Editor: So, here we have Hans Hofmann's "Red Sky" from 1943, created with pastel and drawing materials. There’s such an intensity to the colors – reds, yellows, purples – almost like a volcanic eruption translated into visual form. What strikes you most about this piece? Curator: It’s funny you say volcanic. I always see a landscape grappling to emerge, or maybe deconstruct. Hofmann's a master of pushing and pulling, isn’t he? He understood how clashing colors create a feeling of spatial dynamism; look how that almost garish pink somehow deepens the reds! Do you see how he kind of smashes together representation with pure feeling? Editor: Yes, the spatial dynamics are very compelling. It’s like he's playing with your perception, creating chaos and harmony all at once.
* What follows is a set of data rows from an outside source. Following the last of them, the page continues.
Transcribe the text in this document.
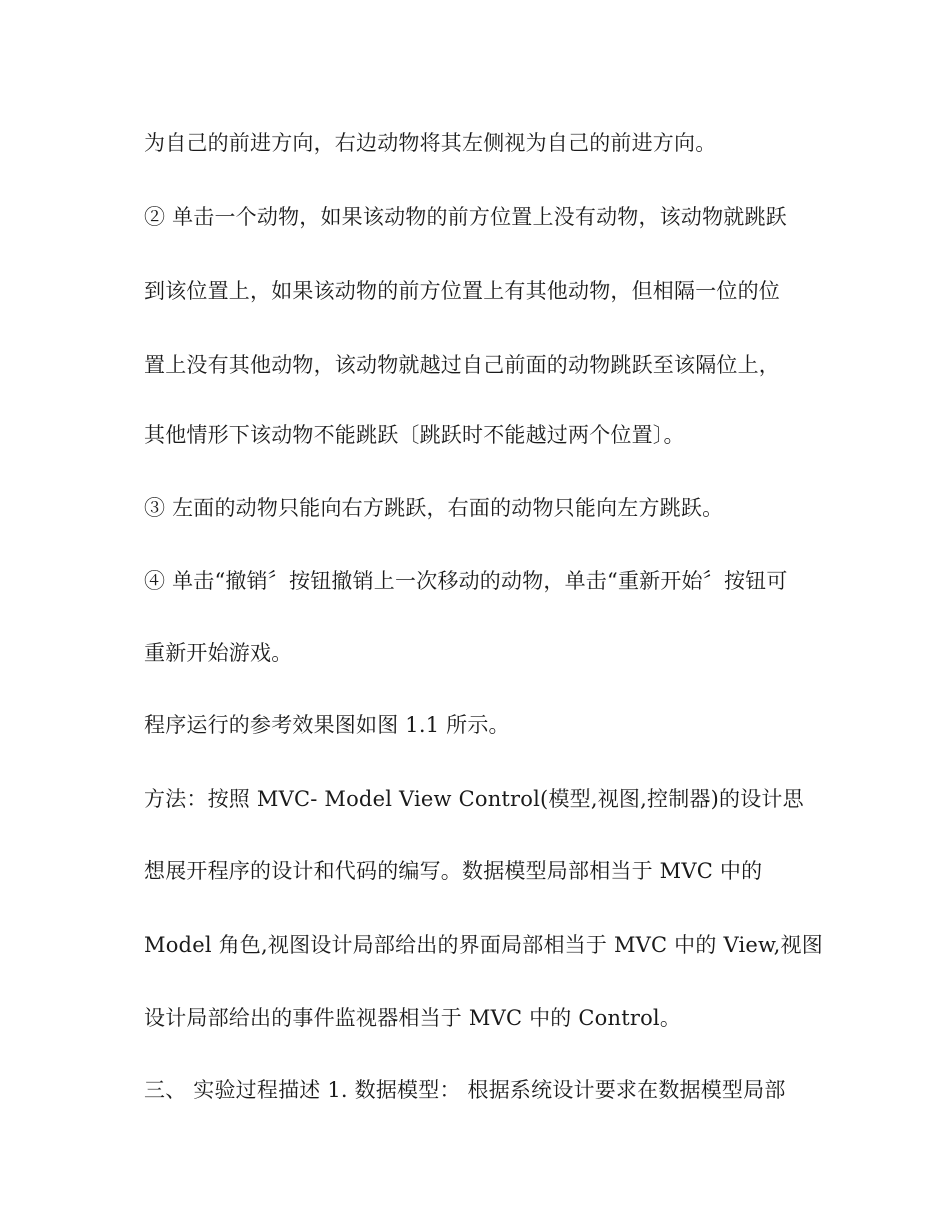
为自己的前进方向，右边动物将其左侧视为自己的前进方向。
② 单击一个动物，如果该动物的前方位置上没有动物，该动物就跳跃
到该位置上，如果该动物的前方位置上有其他动物，但相隔一位的位
置上没有其他动物，该动物就越过自己前面的动物跳跃至该隔位上，
其他情形下该动物不能跳跃〔跳跃时不能越过两个位置〕。
③ 左面的动物只能向右方跳跃，右面的动物只能向左方跳跃。
④ 单击“撤销〞按钮撤销上一次移动的动物，单击“重新开始〞按钮可
重新开始游戏。
程序运行的参考效果图如图 1.1 所示。
方法：按照 MVC- Model View Control(模型,视图,控制器)的设计思
想展开程序的设计和代码的编写。数据模型局部相当于 MVC 中的
Model 角色,视图设计局部给出的界面局部相当于 MVC 中的 View,视图
设计局部给出的事件监视器相当于 MVC 中的 Control。
三、 实验过程描述 1. 数据模型： 根据系统设计要求在数据模型局部
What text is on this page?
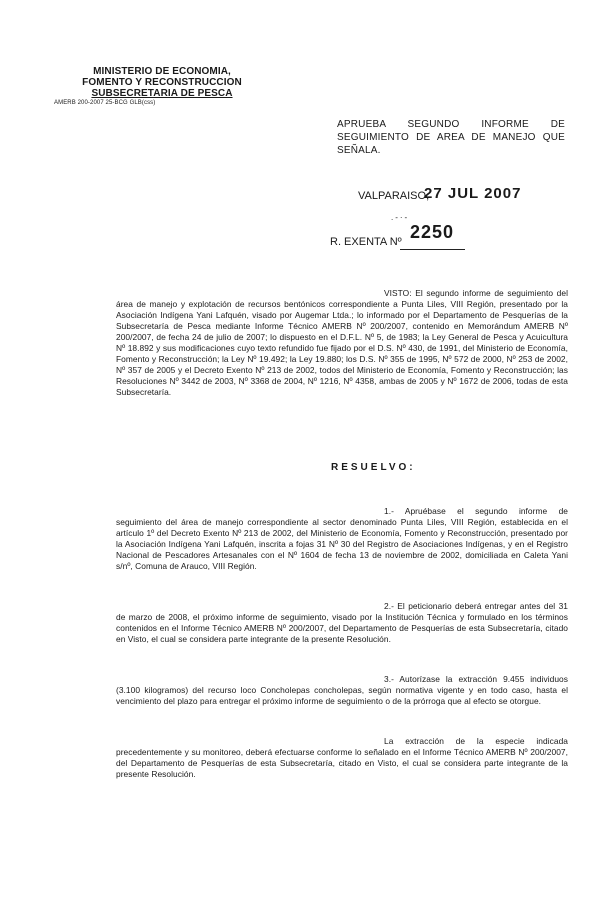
MINISTERIO DE ECONOMIA,
FOMENTO Y RECONSTRUCCION
SUBSECRETARIA DE PESCA
AMERB 200-2007 25-BCG GLB(css)
APRUEBA SEGUNDO INFORME DE SEGUIMIENTO DE AREA DE MANEJO QUE SEÑALA.
VALPARAISO,
27 JUL 2007
.-·-
R. EXENTA Nº 2250

VISTO: El segundo informe de seguimiento del área de manejo y explotación de recursos bentónicos correspondiente a Punta Liles, VIII Región, presentado por la Asociación Indígena Yani Lafquén, visado por Augemar Ltda.; lo informado por el Departamento de Pesquerías de la Subsecretaría de Pesca mediante Informe Técnico AMERB Nº 200/2007, contenido en Memorándum AMERB Nº 200/2007, de fecha 24 de julio de 2007; lo dispuesto en el D.F.L. Nº 5, de 1983; la Ley General de Pesca y Acuicultura Nº 18.892 y sus modificaciones cuyo texto refundido fue fijado por el D.S. Nº 430, de 1991, del Ministerio de Economía, Fomento y Reconstrucción; la Ley Nº 19.492; la Ley 19.880; los D.S. Nº 355 de 1995, Nº 572 de 2000, Nº 253 de 2002, Nº 357 de 2005 y el Decreto Exento Nº 213 de 2002, todos del Ministerio de Economía, Fomento y Reconstrucción; las Resoluciones Nº 3442 de 2003, Nº 3368 de 2004, Nº 1216, Nº 4358, ambas de 2005 y Nº 1672 de 2006, todas de esta Subsecretaría.

RESUELVO:

1.- Apruébase el segundo informe de seguimiento del área de manejo correspondiente al sector denominado Punta Liles, VIII Región, establecida en el artículo 1º del Decreto Exento Nº 213 de 2002, del Ministerio de Economía, Fomento y Reconstrucción, presentado por la Asociación Indígena Yani Lafquén, inscrita a fojas 31 Nº 30 del Registro de Asociaciones Indígenas, y en el Registro Nacional de Pescadores Artesanales con el Nº 1604 de fecha 13 de noviembre de 2002, domiciliada en Caleta Yani s/nº, Comuna de Arauco, VIII Región.

2.- El peticionario deberá entregar antes del 31 de marzo de 2008, el próximo informe de seguimiento, visado por la Institución Técnica y formulado en los términos contenidos en el Informe Técnico AMERB Nº 200/2007, del Departamento de Pesquerías de esta Subsecretaría, citado en Visto, el cual se considera parte integrante de la presente Resolución.

3.- Autorízase la extracción 9.455 individuos (3.100 kilogramos) del recurso loco Concholepas concholepas, según normativa vigente y en todo caso, hasta el vencimiento del plazo para entregar el próximo informe de seguimiento o de la prórroga que al efecto se otorgue.

La extracción de la especie indicada precedentemente y su monitoreo, deberá efectuarse conforme lo señalado en el Informe Técnico AMERB Nº 200/2007, del Departamento de Pesquerías de esta Subsecretaría, citado en Visto, el cual se considera parte integrante de la presente Resolución.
The colours seem to be fighting, but also defining one another. Curator: Precisely! And remember the context – this was wartime. Abstraction wasn’t just about aesthetics; for many artists it was about forging a new language, expressing feelings too raw for conventional forms. Could this ‘red sky’ be about something more sinister, more explosive? Perhaps less an environment, and more the contents of the artist's turbulent state, something internal he needs to liberate on paper, as raw mark making? Editor: That definitely gives me a new perspective. Seeing it as internal rather than external, you change how I read the artwork, giving new levels of depth and understanding. Thank you. Curator: It works that way, art eh? You see a landscape, I see a mindscape… both probably right, and that's why we are still looking!